На улице Прохазка громко рассмеялся. Он вспомнил о квартире Макаи с водопроводом, пианино, персидским ковром, холодильником и, похлопав себя по ляжке, злорадно воскликнул:
— Очень нужен такому кооператив!
— А почему нет? Разве тебе не нужен? — спросил Дани с улыбкой. Прохазка перестал смеяться. — И мне нужен, а ему еще больше.
На прощание Прохазка крепко пожал руку Дани.
«Одного человека потерял, зато другого приобрел», — подумал Дани, обрадованный такой заменой.
Все ему доставляло радость: ход жизни, холодное мерцание звезд, лай собак. Все, кроме погоды. Дани казалось, стоит ему махнуть рукой, и растают остатки снега на полях, а на деревьях набухнут почки.
Перед тем как лечь спать, он посмотрел на небо.
— Пора уже наступить весне, — нетерпеливо вздохнул он.
И на следующее утро, точно по его заказу, привольный южный ветер пронесся по краю и потоки грязной снеговой воды устремились к рвам и низинам.
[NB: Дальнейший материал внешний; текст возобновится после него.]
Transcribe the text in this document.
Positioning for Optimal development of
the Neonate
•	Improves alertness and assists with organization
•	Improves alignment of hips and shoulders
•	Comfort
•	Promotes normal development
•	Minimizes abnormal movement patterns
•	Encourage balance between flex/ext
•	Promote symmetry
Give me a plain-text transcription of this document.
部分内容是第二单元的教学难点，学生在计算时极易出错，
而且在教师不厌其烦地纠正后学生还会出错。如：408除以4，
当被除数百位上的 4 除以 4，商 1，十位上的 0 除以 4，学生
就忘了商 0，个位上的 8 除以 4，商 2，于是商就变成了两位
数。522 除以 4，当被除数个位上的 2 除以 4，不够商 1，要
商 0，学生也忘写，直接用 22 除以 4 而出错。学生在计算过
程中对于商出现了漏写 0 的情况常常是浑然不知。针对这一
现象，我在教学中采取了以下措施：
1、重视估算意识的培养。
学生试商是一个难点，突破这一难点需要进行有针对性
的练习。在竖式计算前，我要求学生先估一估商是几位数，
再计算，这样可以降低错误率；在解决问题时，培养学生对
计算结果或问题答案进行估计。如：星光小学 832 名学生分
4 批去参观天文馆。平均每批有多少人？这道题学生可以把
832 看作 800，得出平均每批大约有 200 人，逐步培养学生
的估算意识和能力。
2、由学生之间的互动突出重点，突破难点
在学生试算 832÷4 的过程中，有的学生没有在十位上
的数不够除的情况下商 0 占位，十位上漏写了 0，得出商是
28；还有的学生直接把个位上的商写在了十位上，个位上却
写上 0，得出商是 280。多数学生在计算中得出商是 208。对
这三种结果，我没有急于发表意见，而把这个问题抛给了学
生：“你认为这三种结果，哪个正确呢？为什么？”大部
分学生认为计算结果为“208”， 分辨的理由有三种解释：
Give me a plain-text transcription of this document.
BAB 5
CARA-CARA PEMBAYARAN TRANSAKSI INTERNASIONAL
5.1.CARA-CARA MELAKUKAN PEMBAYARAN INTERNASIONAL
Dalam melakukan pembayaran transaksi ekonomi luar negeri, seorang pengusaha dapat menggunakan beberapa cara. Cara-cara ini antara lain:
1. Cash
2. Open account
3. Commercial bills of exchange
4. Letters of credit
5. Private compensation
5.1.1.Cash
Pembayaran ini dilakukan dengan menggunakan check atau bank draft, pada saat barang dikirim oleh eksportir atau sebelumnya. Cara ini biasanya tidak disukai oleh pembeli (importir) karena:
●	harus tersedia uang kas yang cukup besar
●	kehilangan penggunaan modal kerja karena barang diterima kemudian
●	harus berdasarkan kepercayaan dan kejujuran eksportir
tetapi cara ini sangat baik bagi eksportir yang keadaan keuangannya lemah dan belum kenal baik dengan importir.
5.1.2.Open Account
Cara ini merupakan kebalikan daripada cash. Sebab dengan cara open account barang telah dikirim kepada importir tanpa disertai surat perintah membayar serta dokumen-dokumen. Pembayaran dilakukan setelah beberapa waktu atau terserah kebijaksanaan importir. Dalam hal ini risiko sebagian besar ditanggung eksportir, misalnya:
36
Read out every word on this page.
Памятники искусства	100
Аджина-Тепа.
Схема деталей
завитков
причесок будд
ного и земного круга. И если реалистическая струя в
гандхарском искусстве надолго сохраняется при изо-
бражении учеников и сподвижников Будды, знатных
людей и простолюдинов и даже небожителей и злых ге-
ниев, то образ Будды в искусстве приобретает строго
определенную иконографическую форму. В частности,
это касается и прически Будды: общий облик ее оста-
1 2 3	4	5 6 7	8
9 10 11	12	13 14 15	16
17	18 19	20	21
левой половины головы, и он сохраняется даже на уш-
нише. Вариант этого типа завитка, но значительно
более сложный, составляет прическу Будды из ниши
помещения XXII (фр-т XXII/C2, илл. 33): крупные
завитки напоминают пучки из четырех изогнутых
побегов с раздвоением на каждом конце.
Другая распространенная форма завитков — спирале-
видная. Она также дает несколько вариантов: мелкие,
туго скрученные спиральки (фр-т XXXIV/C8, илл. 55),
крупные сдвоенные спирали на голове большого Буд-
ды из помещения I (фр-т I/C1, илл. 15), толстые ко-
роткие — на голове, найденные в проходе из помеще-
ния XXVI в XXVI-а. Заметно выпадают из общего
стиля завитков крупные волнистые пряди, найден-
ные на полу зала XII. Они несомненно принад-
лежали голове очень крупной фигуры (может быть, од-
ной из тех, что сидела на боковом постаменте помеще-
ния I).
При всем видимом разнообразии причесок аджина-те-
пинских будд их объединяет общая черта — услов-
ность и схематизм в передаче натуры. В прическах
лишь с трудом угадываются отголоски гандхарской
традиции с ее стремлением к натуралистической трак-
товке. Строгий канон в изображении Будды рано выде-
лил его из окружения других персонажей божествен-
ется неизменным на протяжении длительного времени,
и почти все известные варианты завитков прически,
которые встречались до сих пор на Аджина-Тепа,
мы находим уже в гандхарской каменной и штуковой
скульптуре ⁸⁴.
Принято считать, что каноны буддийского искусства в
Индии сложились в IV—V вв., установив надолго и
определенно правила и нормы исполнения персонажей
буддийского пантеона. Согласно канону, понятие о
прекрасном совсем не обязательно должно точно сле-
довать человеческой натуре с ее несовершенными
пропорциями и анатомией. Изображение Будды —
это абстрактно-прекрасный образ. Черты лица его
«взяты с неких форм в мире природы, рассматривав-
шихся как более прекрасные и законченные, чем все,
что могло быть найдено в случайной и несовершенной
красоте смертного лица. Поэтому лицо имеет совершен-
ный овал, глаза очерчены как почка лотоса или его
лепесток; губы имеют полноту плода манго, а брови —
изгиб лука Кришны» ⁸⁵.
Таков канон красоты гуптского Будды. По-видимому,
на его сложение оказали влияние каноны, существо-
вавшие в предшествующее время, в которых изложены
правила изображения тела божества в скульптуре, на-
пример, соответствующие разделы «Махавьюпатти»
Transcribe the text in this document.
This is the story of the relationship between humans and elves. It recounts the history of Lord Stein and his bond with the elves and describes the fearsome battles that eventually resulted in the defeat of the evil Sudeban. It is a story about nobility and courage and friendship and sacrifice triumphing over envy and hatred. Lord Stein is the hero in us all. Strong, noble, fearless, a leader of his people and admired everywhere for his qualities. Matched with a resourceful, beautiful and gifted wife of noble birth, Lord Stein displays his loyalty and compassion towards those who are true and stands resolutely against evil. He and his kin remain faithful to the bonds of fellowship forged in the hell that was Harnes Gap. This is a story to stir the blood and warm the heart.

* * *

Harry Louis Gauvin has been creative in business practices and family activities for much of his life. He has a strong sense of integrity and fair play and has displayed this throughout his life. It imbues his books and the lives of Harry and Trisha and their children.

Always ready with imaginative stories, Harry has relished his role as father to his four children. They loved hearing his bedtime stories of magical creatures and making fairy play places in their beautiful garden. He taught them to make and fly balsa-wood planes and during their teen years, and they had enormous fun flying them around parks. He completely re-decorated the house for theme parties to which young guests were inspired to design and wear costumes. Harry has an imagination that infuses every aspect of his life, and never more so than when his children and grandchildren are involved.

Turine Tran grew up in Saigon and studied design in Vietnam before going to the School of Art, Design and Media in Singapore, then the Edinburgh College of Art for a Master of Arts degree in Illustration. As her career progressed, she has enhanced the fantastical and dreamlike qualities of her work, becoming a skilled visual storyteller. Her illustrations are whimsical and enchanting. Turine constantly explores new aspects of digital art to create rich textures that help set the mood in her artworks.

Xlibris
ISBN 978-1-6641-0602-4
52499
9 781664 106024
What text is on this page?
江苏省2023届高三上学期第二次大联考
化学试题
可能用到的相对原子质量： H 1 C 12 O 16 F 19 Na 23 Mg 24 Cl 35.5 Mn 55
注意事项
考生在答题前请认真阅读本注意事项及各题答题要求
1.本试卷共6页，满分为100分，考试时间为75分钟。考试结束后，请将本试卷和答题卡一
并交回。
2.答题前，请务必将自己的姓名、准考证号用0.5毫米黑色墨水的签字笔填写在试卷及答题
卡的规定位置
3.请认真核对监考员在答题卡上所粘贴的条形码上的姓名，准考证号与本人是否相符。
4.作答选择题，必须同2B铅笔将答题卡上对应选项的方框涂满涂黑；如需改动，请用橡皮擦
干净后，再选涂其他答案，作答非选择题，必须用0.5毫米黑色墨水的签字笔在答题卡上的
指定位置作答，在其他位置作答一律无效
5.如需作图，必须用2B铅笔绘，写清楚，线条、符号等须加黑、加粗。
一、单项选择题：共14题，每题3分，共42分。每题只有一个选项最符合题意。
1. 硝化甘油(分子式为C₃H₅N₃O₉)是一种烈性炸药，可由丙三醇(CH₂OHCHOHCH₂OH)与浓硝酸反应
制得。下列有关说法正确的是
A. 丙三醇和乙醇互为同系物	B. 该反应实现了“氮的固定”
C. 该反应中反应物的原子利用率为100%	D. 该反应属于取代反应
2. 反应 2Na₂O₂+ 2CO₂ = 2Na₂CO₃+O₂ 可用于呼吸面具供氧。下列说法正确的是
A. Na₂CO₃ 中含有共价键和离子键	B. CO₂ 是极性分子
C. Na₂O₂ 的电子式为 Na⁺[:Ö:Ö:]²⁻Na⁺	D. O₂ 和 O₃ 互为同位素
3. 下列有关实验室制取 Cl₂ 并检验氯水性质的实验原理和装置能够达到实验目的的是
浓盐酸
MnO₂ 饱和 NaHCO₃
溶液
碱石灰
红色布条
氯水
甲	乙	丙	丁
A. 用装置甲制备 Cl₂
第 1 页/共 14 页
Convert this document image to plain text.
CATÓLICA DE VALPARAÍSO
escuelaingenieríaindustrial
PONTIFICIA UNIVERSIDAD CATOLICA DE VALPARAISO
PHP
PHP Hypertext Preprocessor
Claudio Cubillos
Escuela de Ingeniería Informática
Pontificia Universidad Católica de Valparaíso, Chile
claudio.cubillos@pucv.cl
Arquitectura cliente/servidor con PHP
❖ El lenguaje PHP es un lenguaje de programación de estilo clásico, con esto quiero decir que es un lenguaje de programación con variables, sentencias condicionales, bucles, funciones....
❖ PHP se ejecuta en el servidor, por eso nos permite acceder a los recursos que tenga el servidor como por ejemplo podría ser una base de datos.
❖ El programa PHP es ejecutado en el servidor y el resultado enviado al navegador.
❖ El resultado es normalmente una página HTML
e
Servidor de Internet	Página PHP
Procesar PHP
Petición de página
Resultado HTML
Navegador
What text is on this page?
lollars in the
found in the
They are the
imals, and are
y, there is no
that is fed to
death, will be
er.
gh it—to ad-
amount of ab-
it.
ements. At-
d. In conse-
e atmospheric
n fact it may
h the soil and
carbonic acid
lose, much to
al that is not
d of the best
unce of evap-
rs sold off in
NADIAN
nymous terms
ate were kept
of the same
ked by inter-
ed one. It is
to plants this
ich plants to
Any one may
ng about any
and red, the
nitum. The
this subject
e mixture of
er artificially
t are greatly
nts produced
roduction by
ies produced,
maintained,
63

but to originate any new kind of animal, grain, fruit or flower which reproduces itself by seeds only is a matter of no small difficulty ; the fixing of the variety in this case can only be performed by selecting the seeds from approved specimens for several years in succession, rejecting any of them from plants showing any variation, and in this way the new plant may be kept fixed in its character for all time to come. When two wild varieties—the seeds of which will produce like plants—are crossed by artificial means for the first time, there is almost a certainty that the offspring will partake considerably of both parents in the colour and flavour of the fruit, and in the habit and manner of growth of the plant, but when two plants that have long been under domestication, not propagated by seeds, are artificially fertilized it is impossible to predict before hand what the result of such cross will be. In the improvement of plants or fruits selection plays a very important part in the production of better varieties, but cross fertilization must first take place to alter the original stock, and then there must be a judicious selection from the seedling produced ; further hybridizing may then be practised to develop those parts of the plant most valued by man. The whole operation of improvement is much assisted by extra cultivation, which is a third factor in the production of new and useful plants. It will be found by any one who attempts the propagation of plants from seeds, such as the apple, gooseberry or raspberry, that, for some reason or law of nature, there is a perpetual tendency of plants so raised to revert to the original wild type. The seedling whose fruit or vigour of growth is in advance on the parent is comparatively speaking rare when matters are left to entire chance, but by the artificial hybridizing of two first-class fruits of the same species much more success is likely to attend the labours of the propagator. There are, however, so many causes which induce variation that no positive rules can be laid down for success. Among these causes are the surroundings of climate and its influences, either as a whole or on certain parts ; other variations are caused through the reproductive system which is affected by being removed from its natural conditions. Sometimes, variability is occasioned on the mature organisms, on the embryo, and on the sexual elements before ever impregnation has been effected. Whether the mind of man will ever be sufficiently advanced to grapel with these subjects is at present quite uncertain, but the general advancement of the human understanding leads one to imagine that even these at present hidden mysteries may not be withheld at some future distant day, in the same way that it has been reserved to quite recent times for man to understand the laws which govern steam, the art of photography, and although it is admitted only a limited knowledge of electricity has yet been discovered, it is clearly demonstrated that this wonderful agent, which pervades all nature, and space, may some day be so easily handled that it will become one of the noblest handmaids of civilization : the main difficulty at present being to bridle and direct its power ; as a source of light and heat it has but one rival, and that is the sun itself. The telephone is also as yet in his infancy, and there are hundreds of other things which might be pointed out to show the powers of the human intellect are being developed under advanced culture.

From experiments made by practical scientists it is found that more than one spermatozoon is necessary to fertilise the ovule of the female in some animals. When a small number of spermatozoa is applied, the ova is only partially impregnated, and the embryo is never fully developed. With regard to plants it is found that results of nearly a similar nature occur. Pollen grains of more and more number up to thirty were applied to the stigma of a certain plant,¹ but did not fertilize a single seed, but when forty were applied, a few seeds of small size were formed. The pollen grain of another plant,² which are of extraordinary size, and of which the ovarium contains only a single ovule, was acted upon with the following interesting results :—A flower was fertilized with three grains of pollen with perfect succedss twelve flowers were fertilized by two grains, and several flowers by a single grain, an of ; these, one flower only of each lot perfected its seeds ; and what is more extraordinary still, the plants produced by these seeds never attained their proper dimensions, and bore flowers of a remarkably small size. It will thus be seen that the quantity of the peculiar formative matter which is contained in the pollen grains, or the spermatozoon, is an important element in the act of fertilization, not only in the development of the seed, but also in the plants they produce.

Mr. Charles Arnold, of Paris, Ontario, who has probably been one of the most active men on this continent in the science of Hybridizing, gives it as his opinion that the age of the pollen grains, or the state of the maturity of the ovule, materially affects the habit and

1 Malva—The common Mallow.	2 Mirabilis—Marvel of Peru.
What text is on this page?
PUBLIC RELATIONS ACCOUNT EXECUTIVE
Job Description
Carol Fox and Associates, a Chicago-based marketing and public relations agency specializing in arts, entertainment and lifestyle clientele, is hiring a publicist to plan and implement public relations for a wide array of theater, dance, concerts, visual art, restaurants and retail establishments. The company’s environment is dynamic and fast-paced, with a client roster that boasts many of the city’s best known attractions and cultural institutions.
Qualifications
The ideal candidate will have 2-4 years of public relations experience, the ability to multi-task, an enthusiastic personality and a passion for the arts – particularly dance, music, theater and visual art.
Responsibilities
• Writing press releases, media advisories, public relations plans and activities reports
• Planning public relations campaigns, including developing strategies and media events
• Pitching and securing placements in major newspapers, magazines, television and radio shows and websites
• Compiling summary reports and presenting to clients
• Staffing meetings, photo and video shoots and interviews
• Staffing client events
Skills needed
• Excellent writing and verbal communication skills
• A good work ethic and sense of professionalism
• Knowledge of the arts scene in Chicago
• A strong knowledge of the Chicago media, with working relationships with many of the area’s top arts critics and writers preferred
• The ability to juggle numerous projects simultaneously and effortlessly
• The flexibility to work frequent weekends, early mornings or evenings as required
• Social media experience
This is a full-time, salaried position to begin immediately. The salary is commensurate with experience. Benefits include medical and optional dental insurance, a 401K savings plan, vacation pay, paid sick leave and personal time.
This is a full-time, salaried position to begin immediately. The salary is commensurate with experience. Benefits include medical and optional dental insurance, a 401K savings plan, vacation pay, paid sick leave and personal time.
В тот день Дани подписал документ на ссуду, выделенную кооперативу для постройки скотного двора на сотню стойл. Ссуда составляла миллион пятьсот тысяч форинтов. «А куда пошла бумага о парнях, сбежавших на завод?» — задал он себе вопрос, и перо задрожало у него в руке. Он выкурил сигарету, подождал немного, пока утихло сердцебиение, и потом спросил старшего бухгалтера:
— Тетя Жофи, на сколько лет могут упрятать за решетку человека, если он растратил, прокутил полтора миллиона форинтов?
Пожилая женщина, подсчитывавшая что-то, рассеянно ответила:
— На восемь — десять лет.
Дани стало страшно. Сгорбившись, вышел он из конторы, словно ему на плечи взвалили огромный мешок. Кто разделит с ним эту ношу?